METHODS: We generated double-transgenic mouse model (mdx;HMOX1Pax7Ind) that allows tamoxifen (TX)-inducible HMOX1 expression in Pax7 positive cells of dystrophic muscles. Mdx;HMOX1Pax7Ind and control mdx mice were subjected to 5-day TX injections (75 mg/kg b.w.) followed by acute exercise protocol with high-speed treadmill (12 m/min, 45 min) and downhill running to worsen skeletal muscle phenotype and reveal immediate effects of HO-1 on muscle pathology and SC function.
RESULTS: HMOX1 induction caused a drop in SC pool in mdx;HMOX1Pax7Ind mice (vs. mdx counterparts), while not exaggerating the effect of physical exercise. Upon physical exercise, the proliferation of SCs and activated CD34- SC subpopulation, was impaired in mdx mice, an effect that was reversed in mdx;HMOX1Pax7Ind mice, however, both in vehicle- and TX-treated animals. This corresponded to the pattern of HO-1 expression in skeletal muscles. At the tissue level, necrotic events of selective skeletal muscles of mdx mice and associated increase in circulating levels of muscle damage markers were blunted in HO-1 transgenic animals which showed also anti-inflammatory cytokine profile (vs. mdx).

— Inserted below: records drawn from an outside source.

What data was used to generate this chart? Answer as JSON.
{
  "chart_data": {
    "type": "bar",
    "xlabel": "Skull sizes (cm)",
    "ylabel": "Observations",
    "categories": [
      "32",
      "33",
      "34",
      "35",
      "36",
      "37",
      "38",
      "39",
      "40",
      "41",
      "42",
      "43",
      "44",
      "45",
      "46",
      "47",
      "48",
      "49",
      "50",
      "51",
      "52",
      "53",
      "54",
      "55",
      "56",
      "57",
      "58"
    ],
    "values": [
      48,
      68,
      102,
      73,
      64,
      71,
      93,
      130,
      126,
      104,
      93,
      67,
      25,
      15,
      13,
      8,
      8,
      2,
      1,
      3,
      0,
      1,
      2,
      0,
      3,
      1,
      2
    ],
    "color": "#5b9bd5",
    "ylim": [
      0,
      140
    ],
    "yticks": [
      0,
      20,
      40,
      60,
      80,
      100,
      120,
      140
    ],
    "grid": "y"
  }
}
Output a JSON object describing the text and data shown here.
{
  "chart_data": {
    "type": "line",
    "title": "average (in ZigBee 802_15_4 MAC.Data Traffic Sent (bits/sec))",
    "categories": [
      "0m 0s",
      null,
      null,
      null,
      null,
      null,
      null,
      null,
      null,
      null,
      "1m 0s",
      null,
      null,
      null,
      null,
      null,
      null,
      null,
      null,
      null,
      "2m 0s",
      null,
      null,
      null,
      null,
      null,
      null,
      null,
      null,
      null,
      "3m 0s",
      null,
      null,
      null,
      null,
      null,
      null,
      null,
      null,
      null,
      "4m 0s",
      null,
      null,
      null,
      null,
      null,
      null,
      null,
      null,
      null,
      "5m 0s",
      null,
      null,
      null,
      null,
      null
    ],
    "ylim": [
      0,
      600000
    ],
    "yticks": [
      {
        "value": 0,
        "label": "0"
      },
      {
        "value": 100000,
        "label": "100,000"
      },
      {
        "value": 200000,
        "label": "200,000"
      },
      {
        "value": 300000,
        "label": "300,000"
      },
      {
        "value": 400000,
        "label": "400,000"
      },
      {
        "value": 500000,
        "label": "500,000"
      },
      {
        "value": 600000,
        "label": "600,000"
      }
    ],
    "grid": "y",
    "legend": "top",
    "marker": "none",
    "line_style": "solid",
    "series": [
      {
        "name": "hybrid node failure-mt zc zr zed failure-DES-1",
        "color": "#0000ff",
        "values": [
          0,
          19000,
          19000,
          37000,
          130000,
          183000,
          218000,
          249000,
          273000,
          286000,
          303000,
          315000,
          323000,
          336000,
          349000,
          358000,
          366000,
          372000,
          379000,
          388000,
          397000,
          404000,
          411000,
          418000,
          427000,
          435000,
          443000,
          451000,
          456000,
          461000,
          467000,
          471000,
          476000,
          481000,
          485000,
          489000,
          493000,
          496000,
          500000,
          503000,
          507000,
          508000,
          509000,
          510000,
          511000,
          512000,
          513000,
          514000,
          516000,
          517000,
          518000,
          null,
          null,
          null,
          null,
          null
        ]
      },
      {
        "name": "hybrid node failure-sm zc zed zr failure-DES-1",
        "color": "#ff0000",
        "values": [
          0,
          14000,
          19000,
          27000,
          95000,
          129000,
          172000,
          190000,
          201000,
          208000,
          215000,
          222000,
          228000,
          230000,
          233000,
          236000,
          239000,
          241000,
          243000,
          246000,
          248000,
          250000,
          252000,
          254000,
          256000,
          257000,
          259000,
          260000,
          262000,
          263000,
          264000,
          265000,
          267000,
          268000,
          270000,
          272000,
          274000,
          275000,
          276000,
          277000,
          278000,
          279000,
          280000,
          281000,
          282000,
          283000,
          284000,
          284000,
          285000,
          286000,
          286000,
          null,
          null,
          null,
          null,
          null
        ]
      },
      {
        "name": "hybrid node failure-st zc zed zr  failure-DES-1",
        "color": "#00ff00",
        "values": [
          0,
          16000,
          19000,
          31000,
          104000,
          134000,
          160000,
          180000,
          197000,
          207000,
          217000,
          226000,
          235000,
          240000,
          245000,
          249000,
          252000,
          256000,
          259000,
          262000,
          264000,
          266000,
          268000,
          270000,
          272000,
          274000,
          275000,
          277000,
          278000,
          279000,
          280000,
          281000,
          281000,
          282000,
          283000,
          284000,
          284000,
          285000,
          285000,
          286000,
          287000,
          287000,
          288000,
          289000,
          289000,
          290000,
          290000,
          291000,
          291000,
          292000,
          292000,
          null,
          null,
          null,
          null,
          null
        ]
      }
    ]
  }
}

CONCLUSIONS: Targeted expression of HMOX1 plays protective role in DMD and alleviates dystrophic muscle pathology.
摘要:
背景:成年肌源性干细胞,卫星细胞(SC),在肌肉再生中发挥非冗余作用,在杜氏肌营养不良症(DMD)中固有地受损。以前我们揭示了营养不良的SCs表达低水平的抗炎和抗氧化血红素加氧酶-1(HO-1,HMOX1)。在这里,我们评估HMOX1的靶向诱导是否会影响SC功能并减轻DMD的标志性症状。

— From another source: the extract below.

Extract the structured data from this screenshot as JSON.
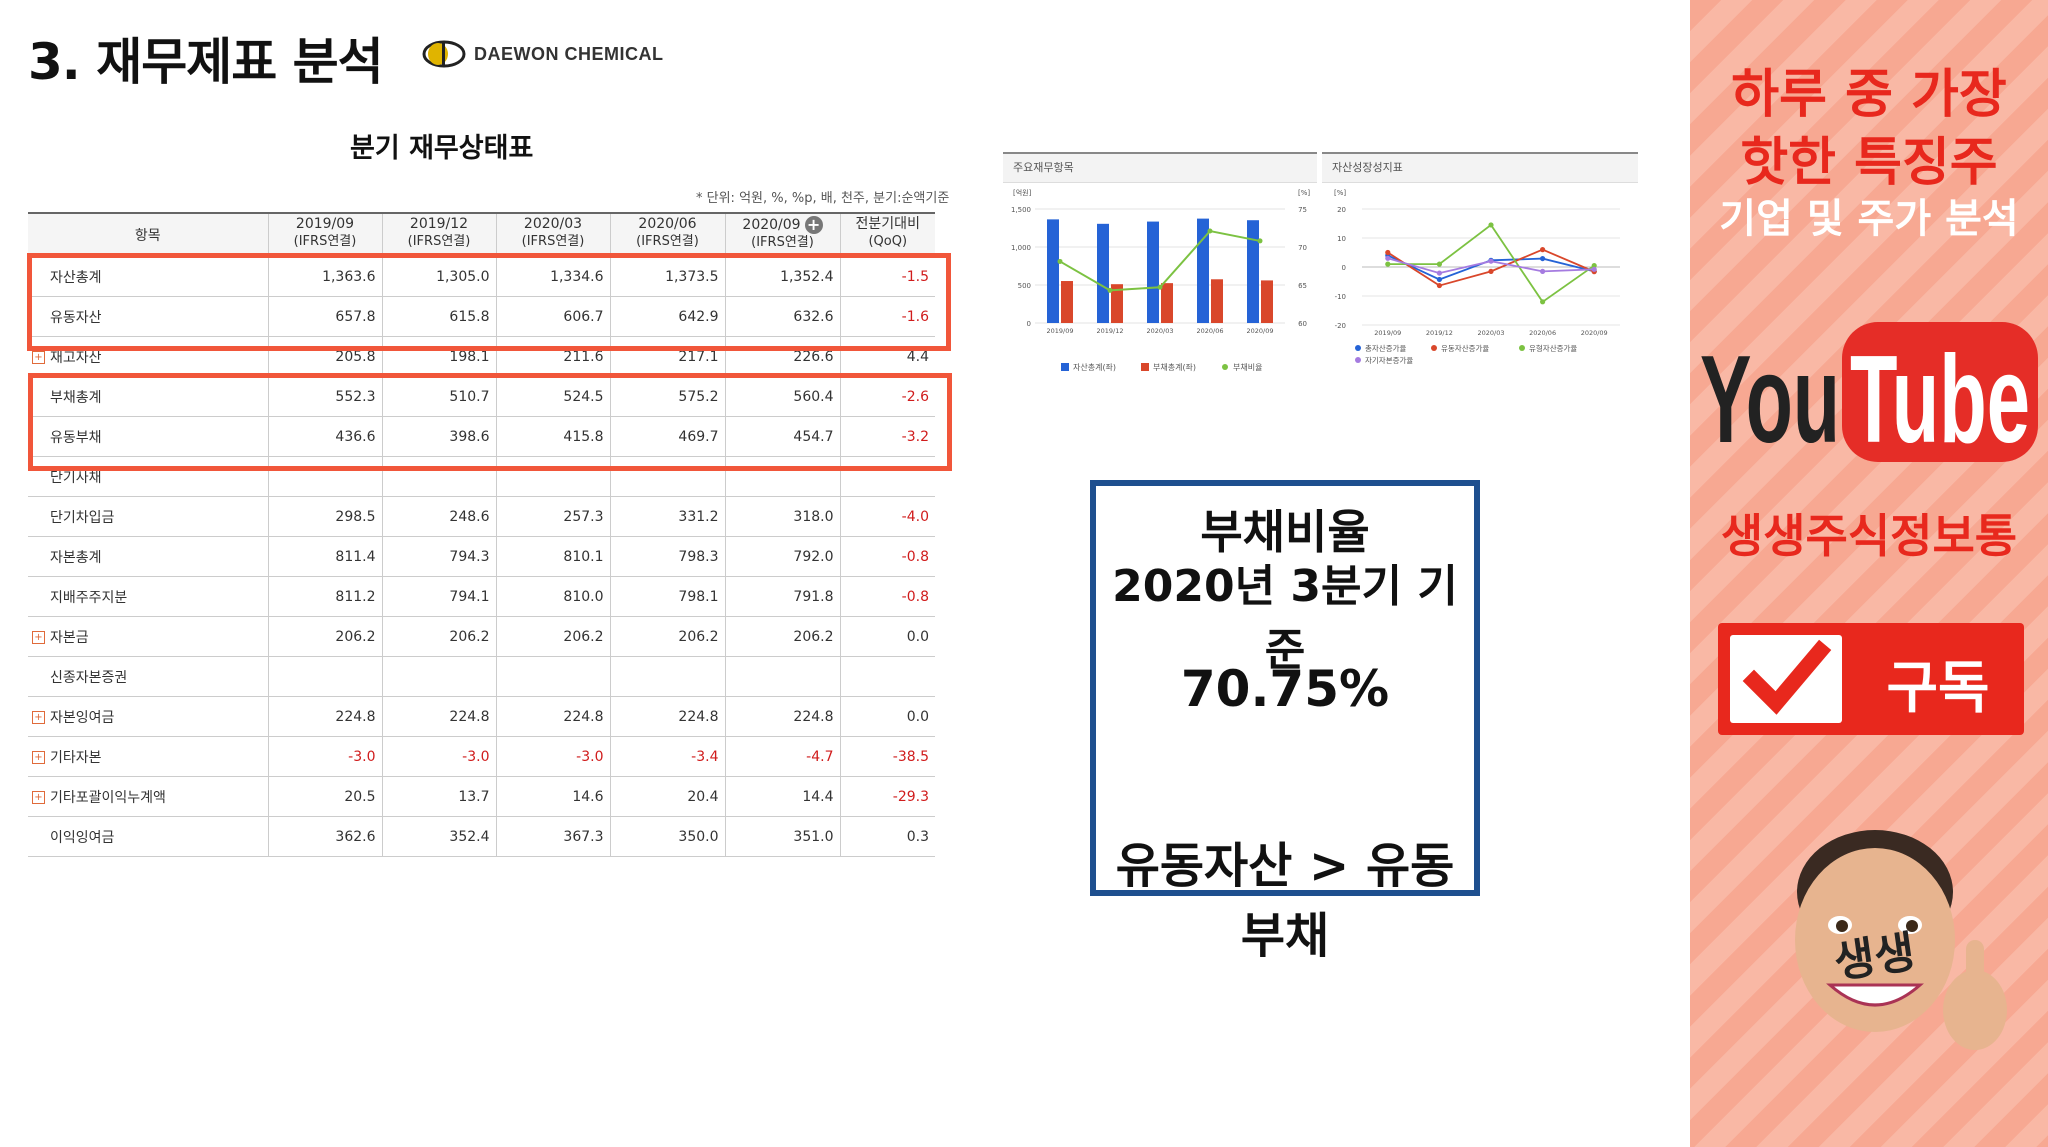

方法:我们产生了双转基因小鼠模型(mdx;HMOX1Pax7Ind),该模型允许他莫昔芬(TX)诱导的HMOX1在营养不良肌肉的Pax7阳性细胞中表达。Mdx;HMOX1Pax7Ind和对照mdx小鼠进行5天TX注射(75mg/kgb.w.),然后进行高速跑步机的急性运动方案(12m/min,45分钟)和下坡跑步使骨骼肌表型恶化,并揭示HO-1对肌肉病理和SC功能的直接影响。

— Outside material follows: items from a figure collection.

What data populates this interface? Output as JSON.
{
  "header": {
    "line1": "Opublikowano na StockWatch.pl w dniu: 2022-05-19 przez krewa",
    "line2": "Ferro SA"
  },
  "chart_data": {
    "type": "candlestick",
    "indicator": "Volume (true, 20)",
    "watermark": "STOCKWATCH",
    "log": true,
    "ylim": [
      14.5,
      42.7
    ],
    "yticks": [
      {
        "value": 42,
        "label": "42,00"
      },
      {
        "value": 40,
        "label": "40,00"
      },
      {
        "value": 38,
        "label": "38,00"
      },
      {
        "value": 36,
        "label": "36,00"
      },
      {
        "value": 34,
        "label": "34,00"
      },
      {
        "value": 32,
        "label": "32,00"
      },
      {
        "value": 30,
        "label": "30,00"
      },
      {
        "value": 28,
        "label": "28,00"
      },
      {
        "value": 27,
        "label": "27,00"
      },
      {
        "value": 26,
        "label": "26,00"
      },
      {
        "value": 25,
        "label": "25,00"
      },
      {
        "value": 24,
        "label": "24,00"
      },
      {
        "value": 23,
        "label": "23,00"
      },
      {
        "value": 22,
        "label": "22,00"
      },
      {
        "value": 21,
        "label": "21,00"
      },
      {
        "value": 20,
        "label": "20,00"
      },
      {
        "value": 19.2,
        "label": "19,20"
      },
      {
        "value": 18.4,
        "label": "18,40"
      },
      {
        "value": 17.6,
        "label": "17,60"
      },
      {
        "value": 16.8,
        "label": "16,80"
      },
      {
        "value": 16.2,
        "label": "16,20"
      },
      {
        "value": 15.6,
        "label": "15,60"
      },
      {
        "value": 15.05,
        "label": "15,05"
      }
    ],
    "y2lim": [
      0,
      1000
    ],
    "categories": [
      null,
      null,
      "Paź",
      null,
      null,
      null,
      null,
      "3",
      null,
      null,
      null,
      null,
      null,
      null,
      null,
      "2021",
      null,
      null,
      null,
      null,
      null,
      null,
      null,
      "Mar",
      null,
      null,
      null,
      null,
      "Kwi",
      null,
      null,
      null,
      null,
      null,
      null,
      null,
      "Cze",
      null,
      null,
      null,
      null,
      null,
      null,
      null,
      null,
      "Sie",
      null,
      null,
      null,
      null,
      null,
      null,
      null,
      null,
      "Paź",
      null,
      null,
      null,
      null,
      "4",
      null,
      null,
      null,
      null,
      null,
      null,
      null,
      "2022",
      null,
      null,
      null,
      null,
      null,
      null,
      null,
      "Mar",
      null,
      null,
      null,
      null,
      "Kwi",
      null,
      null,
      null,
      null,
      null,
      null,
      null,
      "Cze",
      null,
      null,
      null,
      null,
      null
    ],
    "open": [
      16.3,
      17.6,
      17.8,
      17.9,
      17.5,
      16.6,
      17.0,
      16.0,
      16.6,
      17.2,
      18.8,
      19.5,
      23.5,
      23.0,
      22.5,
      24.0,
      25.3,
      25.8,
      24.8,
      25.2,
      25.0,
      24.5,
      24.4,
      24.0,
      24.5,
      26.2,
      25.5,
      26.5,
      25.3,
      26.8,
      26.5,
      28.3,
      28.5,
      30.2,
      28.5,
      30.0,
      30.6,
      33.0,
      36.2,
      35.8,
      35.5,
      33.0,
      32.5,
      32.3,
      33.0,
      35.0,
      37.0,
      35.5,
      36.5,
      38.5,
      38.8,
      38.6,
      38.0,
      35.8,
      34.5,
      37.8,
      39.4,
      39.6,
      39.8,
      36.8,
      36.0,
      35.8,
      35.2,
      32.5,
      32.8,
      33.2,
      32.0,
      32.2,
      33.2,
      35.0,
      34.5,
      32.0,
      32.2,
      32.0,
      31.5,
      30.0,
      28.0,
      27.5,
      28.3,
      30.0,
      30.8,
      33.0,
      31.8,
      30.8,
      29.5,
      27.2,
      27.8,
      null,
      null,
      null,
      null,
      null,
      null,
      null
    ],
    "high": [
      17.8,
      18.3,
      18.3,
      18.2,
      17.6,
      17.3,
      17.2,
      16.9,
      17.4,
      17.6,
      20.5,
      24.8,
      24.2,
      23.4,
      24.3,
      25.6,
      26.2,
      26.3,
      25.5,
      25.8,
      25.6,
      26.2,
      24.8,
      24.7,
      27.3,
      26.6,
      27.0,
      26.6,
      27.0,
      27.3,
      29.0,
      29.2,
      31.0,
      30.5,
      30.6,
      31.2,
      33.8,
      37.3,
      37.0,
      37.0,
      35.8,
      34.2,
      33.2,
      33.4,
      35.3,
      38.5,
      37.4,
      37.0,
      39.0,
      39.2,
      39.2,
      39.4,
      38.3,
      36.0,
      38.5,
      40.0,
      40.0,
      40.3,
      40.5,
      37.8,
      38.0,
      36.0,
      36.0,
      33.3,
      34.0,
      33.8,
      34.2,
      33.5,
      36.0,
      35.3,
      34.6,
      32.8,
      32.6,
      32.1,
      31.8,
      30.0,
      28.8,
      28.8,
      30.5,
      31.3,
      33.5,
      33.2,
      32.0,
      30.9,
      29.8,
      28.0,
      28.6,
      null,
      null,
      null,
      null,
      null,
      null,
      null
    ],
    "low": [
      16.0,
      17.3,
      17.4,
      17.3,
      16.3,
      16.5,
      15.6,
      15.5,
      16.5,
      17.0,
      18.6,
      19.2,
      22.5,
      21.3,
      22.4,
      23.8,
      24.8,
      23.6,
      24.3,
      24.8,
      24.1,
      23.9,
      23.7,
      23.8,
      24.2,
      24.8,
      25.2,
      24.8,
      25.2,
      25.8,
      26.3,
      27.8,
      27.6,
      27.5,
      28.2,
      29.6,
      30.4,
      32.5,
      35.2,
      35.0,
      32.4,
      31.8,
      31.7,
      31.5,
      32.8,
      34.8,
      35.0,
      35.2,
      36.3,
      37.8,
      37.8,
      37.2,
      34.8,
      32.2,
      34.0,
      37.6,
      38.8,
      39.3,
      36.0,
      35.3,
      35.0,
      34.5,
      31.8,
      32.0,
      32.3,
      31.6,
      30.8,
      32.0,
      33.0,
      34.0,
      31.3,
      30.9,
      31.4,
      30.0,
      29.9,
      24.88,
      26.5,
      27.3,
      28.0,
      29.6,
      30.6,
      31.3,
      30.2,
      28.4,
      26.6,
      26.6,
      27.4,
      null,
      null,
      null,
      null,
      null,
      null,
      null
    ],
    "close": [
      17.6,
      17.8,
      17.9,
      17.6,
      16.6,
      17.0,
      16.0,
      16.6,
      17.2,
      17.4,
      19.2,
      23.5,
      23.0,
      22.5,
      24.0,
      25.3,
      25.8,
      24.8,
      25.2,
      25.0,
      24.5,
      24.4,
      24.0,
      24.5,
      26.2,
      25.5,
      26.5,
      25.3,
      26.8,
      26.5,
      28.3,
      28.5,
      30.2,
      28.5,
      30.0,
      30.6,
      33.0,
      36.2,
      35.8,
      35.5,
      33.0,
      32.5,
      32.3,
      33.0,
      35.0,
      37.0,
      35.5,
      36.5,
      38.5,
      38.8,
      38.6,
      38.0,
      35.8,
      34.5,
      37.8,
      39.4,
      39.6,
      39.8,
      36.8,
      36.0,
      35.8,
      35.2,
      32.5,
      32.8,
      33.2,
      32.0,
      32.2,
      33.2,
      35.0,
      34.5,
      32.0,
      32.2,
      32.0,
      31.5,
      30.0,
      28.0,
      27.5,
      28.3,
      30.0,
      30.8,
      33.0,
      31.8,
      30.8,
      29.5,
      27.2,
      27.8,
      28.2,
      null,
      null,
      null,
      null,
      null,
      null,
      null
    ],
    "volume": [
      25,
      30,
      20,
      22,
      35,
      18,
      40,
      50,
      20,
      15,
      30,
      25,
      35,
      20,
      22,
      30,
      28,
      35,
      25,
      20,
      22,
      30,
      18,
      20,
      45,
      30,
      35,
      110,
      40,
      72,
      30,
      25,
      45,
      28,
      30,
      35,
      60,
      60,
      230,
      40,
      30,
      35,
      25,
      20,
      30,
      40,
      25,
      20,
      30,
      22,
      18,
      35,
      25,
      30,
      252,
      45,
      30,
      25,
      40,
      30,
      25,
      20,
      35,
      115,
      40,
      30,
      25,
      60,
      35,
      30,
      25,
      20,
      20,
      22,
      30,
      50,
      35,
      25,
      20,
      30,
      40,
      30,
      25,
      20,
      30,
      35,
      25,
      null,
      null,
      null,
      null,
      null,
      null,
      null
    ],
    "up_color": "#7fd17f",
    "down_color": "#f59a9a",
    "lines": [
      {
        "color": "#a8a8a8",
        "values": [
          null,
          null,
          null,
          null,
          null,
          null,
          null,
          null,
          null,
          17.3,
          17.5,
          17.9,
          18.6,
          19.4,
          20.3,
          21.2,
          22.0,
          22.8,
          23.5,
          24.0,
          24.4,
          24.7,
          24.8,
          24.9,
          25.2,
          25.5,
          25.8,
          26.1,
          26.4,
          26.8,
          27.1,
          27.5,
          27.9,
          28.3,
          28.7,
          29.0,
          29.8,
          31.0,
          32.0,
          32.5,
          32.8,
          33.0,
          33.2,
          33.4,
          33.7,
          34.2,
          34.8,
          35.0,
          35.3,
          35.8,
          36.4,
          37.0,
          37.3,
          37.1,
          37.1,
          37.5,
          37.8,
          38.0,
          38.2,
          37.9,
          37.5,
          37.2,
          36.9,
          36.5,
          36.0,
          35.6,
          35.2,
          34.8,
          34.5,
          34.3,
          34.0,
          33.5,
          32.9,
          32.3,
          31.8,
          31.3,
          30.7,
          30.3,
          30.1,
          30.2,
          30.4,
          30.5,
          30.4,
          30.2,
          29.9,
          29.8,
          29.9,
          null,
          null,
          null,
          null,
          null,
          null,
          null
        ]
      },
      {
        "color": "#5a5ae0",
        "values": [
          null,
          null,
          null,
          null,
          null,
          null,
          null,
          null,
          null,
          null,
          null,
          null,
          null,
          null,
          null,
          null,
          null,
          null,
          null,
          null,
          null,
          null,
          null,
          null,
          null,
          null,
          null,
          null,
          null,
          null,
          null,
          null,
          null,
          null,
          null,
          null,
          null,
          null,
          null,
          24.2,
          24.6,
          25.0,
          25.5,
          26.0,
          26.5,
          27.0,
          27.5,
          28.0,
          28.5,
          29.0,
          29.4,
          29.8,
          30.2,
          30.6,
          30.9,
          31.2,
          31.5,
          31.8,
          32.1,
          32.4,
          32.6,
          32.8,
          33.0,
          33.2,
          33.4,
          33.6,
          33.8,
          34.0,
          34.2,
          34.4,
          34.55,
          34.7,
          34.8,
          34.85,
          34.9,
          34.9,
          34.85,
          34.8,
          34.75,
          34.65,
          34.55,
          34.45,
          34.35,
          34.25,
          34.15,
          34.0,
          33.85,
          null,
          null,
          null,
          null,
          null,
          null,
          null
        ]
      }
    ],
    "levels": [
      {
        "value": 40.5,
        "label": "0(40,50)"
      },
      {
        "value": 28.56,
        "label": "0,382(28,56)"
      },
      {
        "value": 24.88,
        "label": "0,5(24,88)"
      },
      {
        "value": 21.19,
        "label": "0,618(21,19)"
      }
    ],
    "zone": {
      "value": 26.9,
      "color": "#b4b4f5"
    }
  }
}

结果:HMOX1诱导导致mdx中SC池下降;HMOX1Pax7Ind小鼠(与MDX同行),同时不夸大体育锻炼的效果。在体育锻炼中,SCs和活化的CD34-SC亚群的增殖,在MDX小鼠中受损,在mdx中逆转的效应;HMOX1Pax7Ind小鼠,然而,在车辆和TX处理的动物中。这对应于骨骼肌中HO-1表达的模式。在组织层面,在HO-1转基因动物中,mdx小鼠选择性骨骼肌的坏死事件和相关的肌肉损伤标志物循环水平的增加被钝化,这也显示出抗炎细胞因子谱(与mdx)。
结论:HMOX1的靶向表达在DMD中起保护作用,减轻营养不良性肌肉病理。
方法:我们产生了双转基因小鼠模型(mdx;HMOX1Pax7Ind),该模型允许他莫昔芬(TX)诱导的HMOX1在营养不良肌肉的Pax7阳性细胞中表达。Mdx;HMOX1Pax7Ind和对照mdx小鼠进行5天TX注射(75mg/kgb.w.),然后进行高速跑步机的急性运动方案(12m/min,45分钟)和下坡跑步使骨骼肌表型恶化,并揭示HO-1对肌肉病理和SC功能的直接影响。
结果:HMOX1诱导导致mdx中SC池下降;HMOX1Pax7Ind小鼠(与MDX同行),同时不夸大体育锻炼的效果。在体育锻炼中,SCs和活化的CD34-SC亚群的增殖,在MDX小鼠中受损,在mdx中逆转的效应;HMOX1Pax7Ind小鼠,然而,在车辆和TX处理的动物中。这对应于骨骼肌中HO-1表达的模式。在组织层面,在HO-1转基因动物中,mdx小鼠选择性骨骼肌的坏死事件和相关的肌肉损伤标志物循环水平的增加被钝化,这也显示出抗炎细胞因子谱(与mdx)。
结论:HMOX1的靶向表达在DMD中起保护作用,减轻营养不良性肌肉病理。